The Most Popular Dog Breeds Of The ‘90s Versus Today

Jamie McCarthy/Getty Images Entertainment/Getty Images

If you like dogs and rankings of things, then this one's for you! (That might sound specific, but this has to be a lot of people.) Trends are fun to look at, especially when you get to say things like, "Wow, this TV show/pop song/style of jean was most popular when I was six!" And that applies to dogs, too. A look at which dogs were most popular in the '90s versus now is, well, cute, but also provides insight — like the fact that Labs have really made their presence known in the past 30-ish years.

In 2016, Vox published a graphic showing the top five dog breeds each year from 1935 to 2015. The data is from the American Kennel Club and is based on the number of dogs of each breed registered with the club. Obviously, this means that the dogs on the list are purebred and registered, and does not account for the reported 38 million mixed breed dogs in the U.S.

This is all to say, these stats speak to what type of dog people are getting when they get a purebred dog. And even then, the ones that people tend to register. Still, the trends there are very clear, so here's a look at how things have changed in the top five spots from the '90s to today. (Note: The 2019 list is not released yet, for obvious reasons, so the 2018 list is the most current.)

#1 — Spaniels To Labs

Jamie McCarthy/Getty Images Entertainment/Getty Images

In 1990, the number one dog breed was the cocker spaniel, but things changed (for good??) in 1991. Ever since 1991, the top breed has been the Labrador retriever.

#2 — Rottweilers Are So '90s

Jamie McCarthy/Getty Images Entertainment/Getty Images

It's no surprise that the number two dog breed in 1990 was the Lab, since it was posed to takeover the top spot. In '91, second place was the cocker spaniel, '92 through '97 it was the Rottweiler, and in '98 and '99 it was the golden retriever. In 2018, German shepherds were number two.

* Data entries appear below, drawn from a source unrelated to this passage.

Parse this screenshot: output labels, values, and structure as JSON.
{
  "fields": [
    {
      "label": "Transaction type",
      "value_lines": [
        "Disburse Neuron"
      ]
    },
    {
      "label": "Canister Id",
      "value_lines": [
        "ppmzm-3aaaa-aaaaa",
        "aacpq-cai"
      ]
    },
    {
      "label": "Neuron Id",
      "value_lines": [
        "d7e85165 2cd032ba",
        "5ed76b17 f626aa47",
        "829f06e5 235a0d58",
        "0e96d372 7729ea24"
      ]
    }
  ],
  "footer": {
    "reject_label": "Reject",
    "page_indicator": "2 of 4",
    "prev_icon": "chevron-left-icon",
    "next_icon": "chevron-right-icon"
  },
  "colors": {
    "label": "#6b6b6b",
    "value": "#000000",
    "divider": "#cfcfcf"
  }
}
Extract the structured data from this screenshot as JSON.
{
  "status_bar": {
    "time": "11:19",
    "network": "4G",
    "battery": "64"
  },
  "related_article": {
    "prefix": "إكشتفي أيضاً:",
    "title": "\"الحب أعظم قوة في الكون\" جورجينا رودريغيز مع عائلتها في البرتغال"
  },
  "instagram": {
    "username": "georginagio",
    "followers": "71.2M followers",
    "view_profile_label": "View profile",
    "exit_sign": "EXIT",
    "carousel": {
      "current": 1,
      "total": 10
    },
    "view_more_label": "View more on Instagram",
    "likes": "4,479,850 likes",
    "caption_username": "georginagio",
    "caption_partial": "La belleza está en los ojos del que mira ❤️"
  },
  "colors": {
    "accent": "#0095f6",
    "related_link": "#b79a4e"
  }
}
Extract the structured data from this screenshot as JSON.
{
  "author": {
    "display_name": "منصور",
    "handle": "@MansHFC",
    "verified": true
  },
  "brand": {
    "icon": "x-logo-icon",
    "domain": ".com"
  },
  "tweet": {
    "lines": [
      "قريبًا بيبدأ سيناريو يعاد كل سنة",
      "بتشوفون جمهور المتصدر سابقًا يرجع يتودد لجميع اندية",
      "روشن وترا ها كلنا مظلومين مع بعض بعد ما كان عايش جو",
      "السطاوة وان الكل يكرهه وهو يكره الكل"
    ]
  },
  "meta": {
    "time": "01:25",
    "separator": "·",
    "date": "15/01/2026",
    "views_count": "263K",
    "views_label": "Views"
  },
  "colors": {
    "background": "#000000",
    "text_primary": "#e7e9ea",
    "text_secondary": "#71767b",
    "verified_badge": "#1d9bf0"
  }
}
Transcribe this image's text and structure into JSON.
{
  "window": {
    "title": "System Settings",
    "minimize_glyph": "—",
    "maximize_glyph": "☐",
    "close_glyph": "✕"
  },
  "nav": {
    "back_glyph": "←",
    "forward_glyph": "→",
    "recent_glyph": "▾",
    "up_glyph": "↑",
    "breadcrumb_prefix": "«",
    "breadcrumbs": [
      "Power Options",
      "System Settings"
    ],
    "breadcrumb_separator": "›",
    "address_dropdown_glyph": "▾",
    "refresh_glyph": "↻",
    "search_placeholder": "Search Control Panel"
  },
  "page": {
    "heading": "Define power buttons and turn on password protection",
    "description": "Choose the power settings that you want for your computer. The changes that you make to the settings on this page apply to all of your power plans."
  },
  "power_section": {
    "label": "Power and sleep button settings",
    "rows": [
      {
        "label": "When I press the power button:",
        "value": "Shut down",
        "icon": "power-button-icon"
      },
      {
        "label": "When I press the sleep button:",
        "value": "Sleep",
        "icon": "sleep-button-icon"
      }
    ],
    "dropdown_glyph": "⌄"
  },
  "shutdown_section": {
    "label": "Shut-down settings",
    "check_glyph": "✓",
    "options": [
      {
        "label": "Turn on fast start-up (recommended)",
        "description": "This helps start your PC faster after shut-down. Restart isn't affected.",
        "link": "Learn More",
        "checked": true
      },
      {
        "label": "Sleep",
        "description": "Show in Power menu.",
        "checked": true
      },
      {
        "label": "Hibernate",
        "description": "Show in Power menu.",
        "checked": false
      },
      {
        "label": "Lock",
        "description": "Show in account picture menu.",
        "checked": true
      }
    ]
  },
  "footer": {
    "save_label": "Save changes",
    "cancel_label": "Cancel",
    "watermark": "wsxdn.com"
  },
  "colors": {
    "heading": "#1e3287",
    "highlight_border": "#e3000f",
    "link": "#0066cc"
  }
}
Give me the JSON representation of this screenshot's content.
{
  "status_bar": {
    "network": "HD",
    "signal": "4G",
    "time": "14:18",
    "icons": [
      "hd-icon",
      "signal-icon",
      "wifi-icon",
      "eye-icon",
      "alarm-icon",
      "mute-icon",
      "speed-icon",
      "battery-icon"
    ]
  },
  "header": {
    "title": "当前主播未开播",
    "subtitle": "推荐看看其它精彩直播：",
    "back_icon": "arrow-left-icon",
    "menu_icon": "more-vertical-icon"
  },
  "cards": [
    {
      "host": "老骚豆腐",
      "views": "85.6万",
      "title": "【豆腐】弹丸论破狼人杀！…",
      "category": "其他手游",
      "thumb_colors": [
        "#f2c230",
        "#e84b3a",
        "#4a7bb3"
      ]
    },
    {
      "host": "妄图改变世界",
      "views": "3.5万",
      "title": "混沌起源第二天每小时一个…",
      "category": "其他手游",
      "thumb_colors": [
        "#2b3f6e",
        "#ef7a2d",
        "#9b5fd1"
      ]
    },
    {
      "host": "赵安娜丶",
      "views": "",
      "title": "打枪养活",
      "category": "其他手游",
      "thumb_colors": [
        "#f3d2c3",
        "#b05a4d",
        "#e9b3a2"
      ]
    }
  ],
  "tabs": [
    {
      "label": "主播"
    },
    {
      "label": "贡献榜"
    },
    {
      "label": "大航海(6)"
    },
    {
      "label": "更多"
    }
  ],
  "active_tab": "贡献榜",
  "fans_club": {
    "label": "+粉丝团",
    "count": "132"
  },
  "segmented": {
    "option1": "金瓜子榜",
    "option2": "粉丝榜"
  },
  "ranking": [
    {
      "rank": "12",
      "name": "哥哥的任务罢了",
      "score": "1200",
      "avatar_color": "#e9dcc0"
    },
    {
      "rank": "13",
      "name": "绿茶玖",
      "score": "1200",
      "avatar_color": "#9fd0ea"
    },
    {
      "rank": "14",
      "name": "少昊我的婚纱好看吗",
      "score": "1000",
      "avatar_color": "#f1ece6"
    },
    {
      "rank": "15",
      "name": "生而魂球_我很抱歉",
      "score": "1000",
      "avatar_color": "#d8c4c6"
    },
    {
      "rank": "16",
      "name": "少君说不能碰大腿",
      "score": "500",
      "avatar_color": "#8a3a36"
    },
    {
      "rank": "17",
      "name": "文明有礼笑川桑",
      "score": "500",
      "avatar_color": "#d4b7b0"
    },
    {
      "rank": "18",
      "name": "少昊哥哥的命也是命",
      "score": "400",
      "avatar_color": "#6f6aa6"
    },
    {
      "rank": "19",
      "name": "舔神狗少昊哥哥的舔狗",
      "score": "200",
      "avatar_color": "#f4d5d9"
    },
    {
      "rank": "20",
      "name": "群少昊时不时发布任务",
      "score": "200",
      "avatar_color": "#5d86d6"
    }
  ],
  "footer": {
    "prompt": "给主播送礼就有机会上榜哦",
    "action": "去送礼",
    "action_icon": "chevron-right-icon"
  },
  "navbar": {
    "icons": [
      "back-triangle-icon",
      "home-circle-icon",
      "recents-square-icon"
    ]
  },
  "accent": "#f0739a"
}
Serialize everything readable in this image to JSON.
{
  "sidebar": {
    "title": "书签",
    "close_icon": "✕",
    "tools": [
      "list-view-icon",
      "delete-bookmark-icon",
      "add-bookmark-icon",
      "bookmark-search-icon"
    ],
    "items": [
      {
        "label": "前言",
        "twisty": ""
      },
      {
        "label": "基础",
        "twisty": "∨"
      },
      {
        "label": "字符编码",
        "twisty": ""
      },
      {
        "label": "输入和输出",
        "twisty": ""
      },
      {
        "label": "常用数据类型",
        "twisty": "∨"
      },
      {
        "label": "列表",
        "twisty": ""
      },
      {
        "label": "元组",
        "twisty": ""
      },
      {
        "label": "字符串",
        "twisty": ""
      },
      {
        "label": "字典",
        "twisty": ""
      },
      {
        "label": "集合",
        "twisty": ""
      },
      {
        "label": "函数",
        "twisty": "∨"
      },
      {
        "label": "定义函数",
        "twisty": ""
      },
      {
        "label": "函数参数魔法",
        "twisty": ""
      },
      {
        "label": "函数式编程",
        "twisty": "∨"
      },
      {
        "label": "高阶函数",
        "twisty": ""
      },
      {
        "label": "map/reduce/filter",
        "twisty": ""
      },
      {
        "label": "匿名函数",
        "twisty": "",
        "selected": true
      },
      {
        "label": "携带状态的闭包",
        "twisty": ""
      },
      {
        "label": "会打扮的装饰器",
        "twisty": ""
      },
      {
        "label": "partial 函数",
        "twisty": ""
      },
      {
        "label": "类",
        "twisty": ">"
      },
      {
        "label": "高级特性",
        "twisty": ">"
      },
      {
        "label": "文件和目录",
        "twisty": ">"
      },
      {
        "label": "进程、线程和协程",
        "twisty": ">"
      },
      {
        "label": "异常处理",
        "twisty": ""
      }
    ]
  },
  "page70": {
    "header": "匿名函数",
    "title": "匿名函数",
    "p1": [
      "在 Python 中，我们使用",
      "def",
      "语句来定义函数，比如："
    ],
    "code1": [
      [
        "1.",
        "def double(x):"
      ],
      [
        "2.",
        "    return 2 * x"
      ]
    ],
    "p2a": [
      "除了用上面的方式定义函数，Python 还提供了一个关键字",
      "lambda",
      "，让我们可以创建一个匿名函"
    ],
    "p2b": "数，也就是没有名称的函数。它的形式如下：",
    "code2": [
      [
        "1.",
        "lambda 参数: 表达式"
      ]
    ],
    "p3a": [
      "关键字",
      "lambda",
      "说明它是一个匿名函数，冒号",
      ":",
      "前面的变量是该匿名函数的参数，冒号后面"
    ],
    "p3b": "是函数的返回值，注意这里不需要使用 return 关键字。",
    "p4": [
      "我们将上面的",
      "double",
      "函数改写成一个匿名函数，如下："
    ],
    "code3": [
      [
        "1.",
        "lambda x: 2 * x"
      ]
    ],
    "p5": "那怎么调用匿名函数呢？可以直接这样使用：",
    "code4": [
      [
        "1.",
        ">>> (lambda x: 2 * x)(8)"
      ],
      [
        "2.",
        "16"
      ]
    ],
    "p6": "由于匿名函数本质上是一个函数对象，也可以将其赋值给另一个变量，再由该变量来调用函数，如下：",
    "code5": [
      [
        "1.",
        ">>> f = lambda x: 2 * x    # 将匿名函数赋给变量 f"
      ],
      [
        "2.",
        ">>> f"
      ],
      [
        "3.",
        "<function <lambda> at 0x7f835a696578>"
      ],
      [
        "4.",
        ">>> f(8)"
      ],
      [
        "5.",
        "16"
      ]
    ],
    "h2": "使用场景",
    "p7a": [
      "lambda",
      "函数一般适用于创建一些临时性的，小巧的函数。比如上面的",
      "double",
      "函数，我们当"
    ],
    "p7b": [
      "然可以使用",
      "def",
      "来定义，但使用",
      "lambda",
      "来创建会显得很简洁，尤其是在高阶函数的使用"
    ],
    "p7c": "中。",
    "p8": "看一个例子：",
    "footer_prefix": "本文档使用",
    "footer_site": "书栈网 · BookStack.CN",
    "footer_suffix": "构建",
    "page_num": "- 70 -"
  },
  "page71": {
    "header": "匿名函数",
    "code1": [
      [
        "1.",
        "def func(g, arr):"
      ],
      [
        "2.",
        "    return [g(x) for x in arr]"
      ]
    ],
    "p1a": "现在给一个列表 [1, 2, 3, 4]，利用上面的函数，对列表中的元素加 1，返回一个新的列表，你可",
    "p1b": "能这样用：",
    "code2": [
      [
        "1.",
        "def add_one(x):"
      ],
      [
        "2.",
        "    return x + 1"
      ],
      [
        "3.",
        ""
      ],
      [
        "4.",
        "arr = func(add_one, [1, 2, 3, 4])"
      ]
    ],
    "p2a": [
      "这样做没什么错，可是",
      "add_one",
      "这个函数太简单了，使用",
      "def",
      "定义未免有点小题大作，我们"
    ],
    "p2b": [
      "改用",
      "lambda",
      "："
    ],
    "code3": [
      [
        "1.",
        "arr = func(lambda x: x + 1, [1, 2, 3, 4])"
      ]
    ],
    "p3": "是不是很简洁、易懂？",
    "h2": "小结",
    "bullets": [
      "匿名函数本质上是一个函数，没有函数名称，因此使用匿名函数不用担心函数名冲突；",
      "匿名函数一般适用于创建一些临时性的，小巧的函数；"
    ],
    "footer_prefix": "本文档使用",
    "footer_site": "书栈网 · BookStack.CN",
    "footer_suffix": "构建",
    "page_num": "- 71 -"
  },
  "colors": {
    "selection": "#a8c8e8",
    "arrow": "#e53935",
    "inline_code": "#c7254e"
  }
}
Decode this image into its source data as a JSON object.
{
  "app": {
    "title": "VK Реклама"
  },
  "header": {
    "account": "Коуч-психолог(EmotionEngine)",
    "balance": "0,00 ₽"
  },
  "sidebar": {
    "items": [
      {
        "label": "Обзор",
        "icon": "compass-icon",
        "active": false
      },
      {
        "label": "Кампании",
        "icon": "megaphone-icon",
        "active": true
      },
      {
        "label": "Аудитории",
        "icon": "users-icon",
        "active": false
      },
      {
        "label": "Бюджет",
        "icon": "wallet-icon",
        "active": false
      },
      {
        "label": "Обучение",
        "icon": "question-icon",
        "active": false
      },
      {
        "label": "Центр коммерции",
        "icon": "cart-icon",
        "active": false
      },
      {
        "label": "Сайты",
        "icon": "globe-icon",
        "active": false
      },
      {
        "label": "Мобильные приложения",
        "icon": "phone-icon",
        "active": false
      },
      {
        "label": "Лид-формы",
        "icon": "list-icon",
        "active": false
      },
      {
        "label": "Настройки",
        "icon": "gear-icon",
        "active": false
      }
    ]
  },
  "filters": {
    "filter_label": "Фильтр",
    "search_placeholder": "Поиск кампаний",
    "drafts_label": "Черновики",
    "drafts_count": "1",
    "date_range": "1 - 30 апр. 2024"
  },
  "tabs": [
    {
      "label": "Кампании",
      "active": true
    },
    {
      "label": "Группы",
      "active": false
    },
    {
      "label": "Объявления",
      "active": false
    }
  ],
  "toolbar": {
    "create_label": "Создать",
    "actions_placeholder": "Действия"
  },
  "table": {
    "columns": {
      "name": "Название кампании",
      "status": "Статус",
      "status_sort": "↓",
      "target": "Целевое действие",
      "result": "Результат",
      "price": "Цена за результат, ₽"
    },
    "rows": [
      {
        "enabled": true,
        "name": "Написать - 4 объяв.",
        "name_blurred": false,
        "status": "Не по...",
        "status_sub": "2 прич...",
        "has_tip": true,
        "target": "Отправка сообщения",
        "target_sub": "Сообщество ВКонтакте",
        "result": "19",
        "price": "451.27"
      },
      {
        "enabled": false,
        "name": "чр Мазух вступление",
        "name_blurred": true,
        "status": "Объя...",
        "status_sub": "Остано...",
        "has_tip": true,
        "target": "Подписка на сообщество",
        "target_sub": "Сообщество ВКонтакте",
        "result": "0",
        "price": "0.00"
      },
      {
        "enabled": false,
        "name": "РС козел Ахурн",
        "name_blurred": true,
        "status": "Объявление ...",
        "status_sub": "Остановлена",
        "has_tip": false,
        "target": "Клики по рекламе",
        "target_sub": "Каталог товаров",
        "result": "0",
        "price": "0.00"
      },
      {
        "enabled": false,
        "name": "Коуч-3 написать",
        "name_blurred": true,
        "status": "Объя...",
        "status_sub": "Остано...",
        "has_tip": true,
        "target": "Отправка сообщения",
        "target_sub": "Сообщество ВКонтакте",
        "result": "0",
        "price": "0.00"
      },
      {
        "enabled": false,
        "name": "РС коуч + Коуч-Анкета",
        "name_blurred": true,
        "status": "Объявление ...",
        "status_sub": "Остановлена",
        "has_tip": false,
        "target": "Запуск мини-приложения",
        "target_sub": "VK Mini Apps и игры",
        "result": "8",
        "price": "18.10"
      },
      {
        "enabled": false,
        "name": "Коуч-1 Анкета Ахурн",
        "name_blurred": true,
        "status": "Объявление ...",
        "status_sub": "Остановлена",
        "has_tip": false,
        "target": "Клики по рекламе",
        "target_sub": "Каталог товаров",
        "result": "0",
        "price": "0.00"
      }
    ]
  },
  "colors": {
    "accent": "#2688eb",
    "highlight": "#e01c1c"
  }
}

#3 — German Shepherds Make Their Move

Drew Angerer/Getty Images News/Getty Images

In 1990 and 1991, the poodle was in third place. 1992, it was the cocker spaniel. Then, in 1993, German shepherds made their big move and held the number three spot until 2001, when they dropped down to number four. Golden retrievers were number three in 2018.

#4 — Finally, A Big, Modern Change For 2018

Gary Gershoff/Getty Images Entertainment/Getty Images

There was some more variety at number four in the '90s. In 1990 it was the golden retriever. In 1991, the Rottweiler. In 1992, the shar-pei. In 1993, the cocker spaniel. In 1994-1997, the golden retriever. In 1998, the Rottweiler again. And in 1999, the dachshund. The number four dog for 2018 was the French bulldog, which didn't appear in the top five at all until 2017.

#5 — Some More Diversity

Ari Perilstein/Getty Images Entertainment/Getty Images

Like the number four spot, there was also plenty of movement here during the '90s. Rottweilers were number five in 1990. In '91 and '92, German shepherds. In '93, the golden retriever. In '94, the poodle. In 1995 and 1996, it was the beagle. In '97, back to the poodle. In '98, the dachshund. And in '99, back to beagles. For 2018, the fifth place was bulldogs, which are often known more specifically as English bulldogs.

In the stats that Vox has listed, since 1935, there have been only five different number one dog breeds: Boston terriers in 1935, cocker spaniels from 1936-1953, beagles from 1954-1959, poodles from 1960-1982, cocker spaniels again from 1983-1990, and Labrador retrievers from 1991-2018. There's no way of knowing how long the Labs' reign will go on, but it is clear that while there are a lot of things that change quickly over the years — like fashion, technology, and entertainment — the popularity of certain purebred dog breeds sure isn't one of them.